Die 2. Projektänderung sieht nun die Aufstockung des
bestehenden Reiheneinfamilienhauses und die Neuerstellung eines unterirdischen
Anbaus für die Unterbringung von Fahrrädern, Sport- und Gartengeräten sowie
einer kleinen Werkbank zu Hobbyzwecken vor. Das Bauvorhaben wurde am 12. Februar
2021.
publiziert (Planauflage bis 4. März 2021) und das Baugespann
ordnungsgemäss ausgesteckt. Innert Frist haben keine Drittpersonen die
Zustellung des baurechtlichen Entscheids für die 2. Projektänderung verlangt.

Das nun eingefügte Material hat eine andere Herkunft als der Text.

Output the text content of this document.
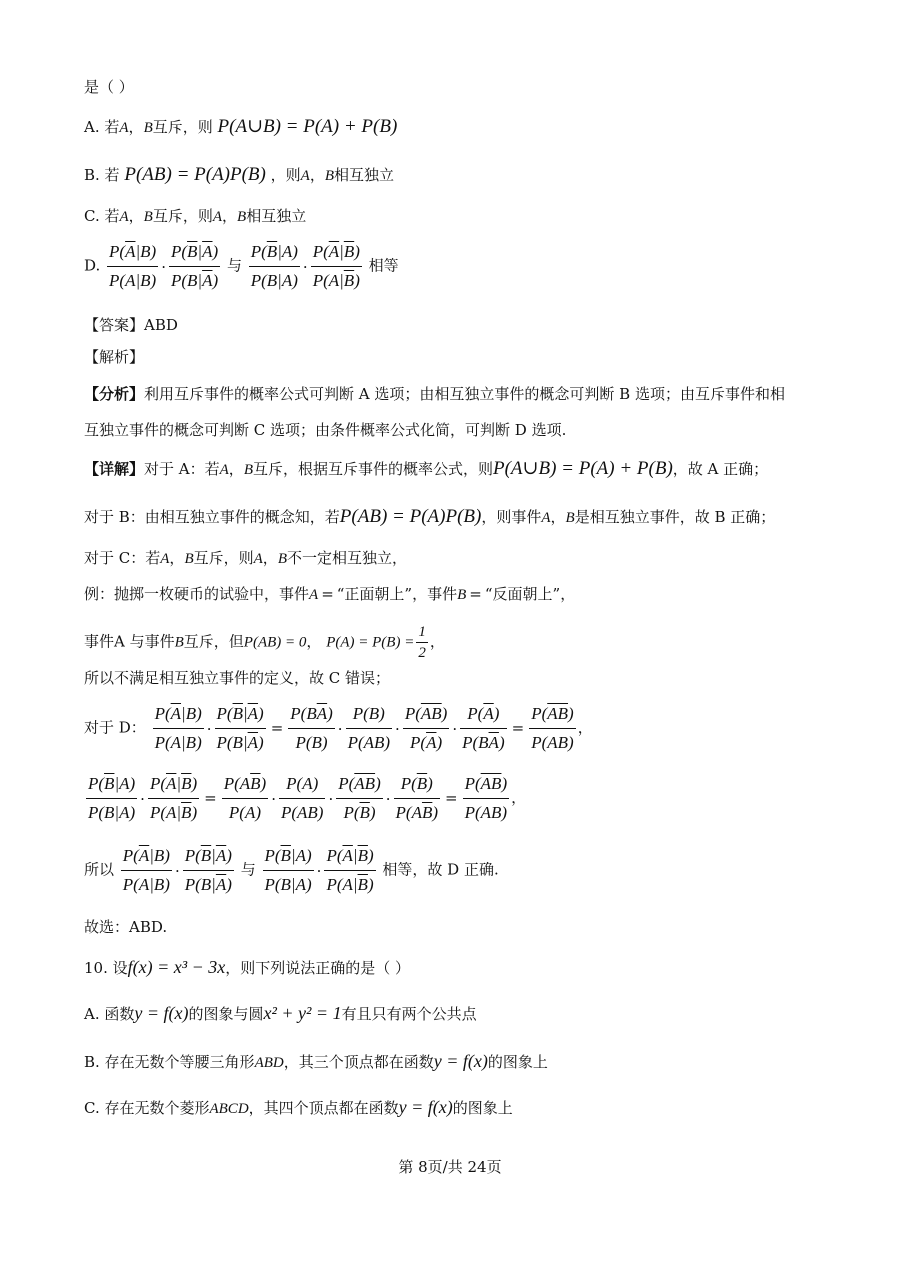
是（ ）
A. 若A，B互斥，则 P(A∪B) = P(A) + P(B)
B. 若 P(AB) = P(A)P(B) ，则A，B相互独立
C. 若A，B互斥，则A，B相互独立
D. $\frac{P(\overline{A}|B)}{P(A|B)} \cdot \frac{P(\overline{B}|\overline{A})}{P(B|\overline{A})}$ 与 $\frac{P(\overline{B}|A)}{P(B|A)} \cdot \frac{P(\overline{A}|\overline{B})}{P(A|\overline{B})}$ 相等
【答案】ABD
【解析】
【分析】利用互斥事件的概率公式可判断 A 选项；由相互独立事件的概念可判断 B 选项；由互斥事件和相
互独立事件的概念可判断 C 选项；由条件概率公式化简，可判断 D 选项.
【详解】对于 A：若A，B互斥，根据互斥事件的概率公式，则P(A∪B) = P(A) + P(B)，故 A 正确；
对于 B：由相互独立事件的概念知，若P(AB) = P(A)P(B)，则事件A，B是相互独立事件，故 B 正确；
对于 C：若A，B互斥，则A，B不一定相互独立，
例：抛掷一枚硬币的试验中，事件A = “正面朝上”，事件B = “反面朝上”，
事件A 与事件B互斥，但P(AB) = 0， $P(A) = P(B) = \frac{1}{2}$ ，
所以不满足相互独立事件的定义，故 C 错误；
对于 D： $\frac{P(\overline{A}|B)}{P(A|B)} \cdot \frac{P(\overline{B}|\overline{A})}{P(B|\overline{A})} = \frac{P(B\overline{A})}{P(B)} \cdot \frac{P(B)}{P(AB)} \cdot \frac{P(\overline{AB})}{P(\overline{A})} \cdot \frac{P(\overline{A})}{P(B\overline{A})} = \frac{P(\overline{AB})}{P(AB)}$ ，
$\frac{P(\overline{B}|A)}{P(B|A)} \cdot \frac{P(\overline{A}|\overline{B})}{P(A|\overline{B})} = \frac{P(A\overline{B})}{P(A)} \cdot \frac{P(A)}{P(AB)} \cdot \frac{P(\overline{AB})}{P(\overline{B})} \cdot \frac{P(\overline{B})}{P(A\overline{B})} = \frac{P(\overline{AB})}{P(AB)}$ ，
所以 $\frac{P(\overline{A}|B)}{P(A|B)} \cdot \frac{P(\overline{B}|\overline{A})}{P(B|\overline{A})}$ 与 $\frac{P(\overline{B}|A)}{P(B|A)} \cdot \frac{P(\overline{A}|\overline{B})}{P(A|\overline{B})}$ 相等，故 D 正确.
故选：ABD.
10. 设f(x) = x³ − 3x，则下列说法正确的是（ ）
A. 函数y = f(x)的图象与圆x² + y² = 1有且只有两个公共点
B. 存在无数个等腰三角形ABD，其三个顶点都在函数y = f(x)的图象上
C. 存在无数个菱形ABCD，其四个顶点都在函数y = f(x)的图象上
第 8页/共 24页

Der Entscheid über die Genehmigung der 2. Projektänderung
wurde der Beschwerdeführerin sowie ihrem (inzwischen verstorbenen) Ehemann als "Drittpersonen,
welche die Baurechtsentscheide aufgrund der Erstpublikation verlangt haben",
am 19. März 2021 mitgeteilt. Letztere reichten dagegen fristgerecht Rekurs
ein. Das Baurekursgericht trat indes zufolge Verwirkung des Rekursrechts nicht
auf das Rechtsmittel ein.
3.2
Die
Beschwerdeführerin stellt nicht in Abrede, dass sie nicht (rechtzeitig) die
Zustellung des baurechtlichen Entscheids über die 2. Projektänderung
verlangt hat. Vielmehr ist sie der Ansicht, dennoch ihr Rekursrecht nicht
verwirkt zu haben.
3.2.1
Sie
macht im Wesentlichen geltend, sie hätte aufgrund der publizierten Bauausschreibung,
worin auf das Ursprungsprojekt von 2016 Bezug genommen werde und die geplanten
Bauten als Projektänderung bezeichnet würden, als Laiin nicht darauf schliessen
müssen, ein neues Zustellbegehren einreichen zu müssen.
Die Publikation des
Bauvorhabens im kantonalen Amtsblatt vom 12. Februar 2021 lautete
folgendermassen:
"Angaben zum Projekt:
04.
Umnutzung
Garagen und Tankraum zu Wohnzwecken, Erstellen Carport, Installation Wärmepumpe
aussen westlich Gebäude Vers.-Nr. 01
Projektänderung:
Teilabbruch des Daches sowie Dachaufstockung, Erstellung eines unterirdischen
Anbaus für Lager- und Hobbyzwecke
[…]"
Dem allgemeinen,
aus Treu und Glauben abgeleiteten Grundsatz folgend, darf den Parteien aus
einer mangelhaften Eröffnung kein Nachteil erwachsen. Dieser Grundsatz ist auch
hinsichtlich der amtlichen Publikation des Bauvorhabens bzw. der Aussteckung im
Hinblick auf die Verwirkung des Rekursrechts bei unterlassener fristgerechter
Anforderung des baurechtlichen Entscheids von Bedeutung (vgl. BGr, 30. November
2015, 1C_448/2015, E. 2.4.1). Ein solcher Eröffnungsmangel ist indes
vorliegend nicht erkennbar.
Aus der
Publikation geht klar hervor, dass neue, im Stammprojekt nicht genannte
Bauvorhaben geplant sind. Bereits aus diesem Grund durfte die
Beschwerdeführerin trotz des Bezugs zum Stammbauprojekt und der Bezeichnung als
Projektänderung nicht davonausgehen, dass kein neues Projekt vorliege. Zudem
wurde das Projekt klar erkennbar neu ausgesteckt und nicht etwa lediglich
Veränderungen an einem bestehenden Baugespann vorgenommen. So führt die
Beschwerdeführerin auch selber aus, durch die Neuaussteckung aufmerksam
geworden das Amtsblatt konsultiert zu haben.
Dieses Vorgehen
deutet darauf hin, dass ihr (wie auch ihrem inzwischen verstorbenen Ehemann)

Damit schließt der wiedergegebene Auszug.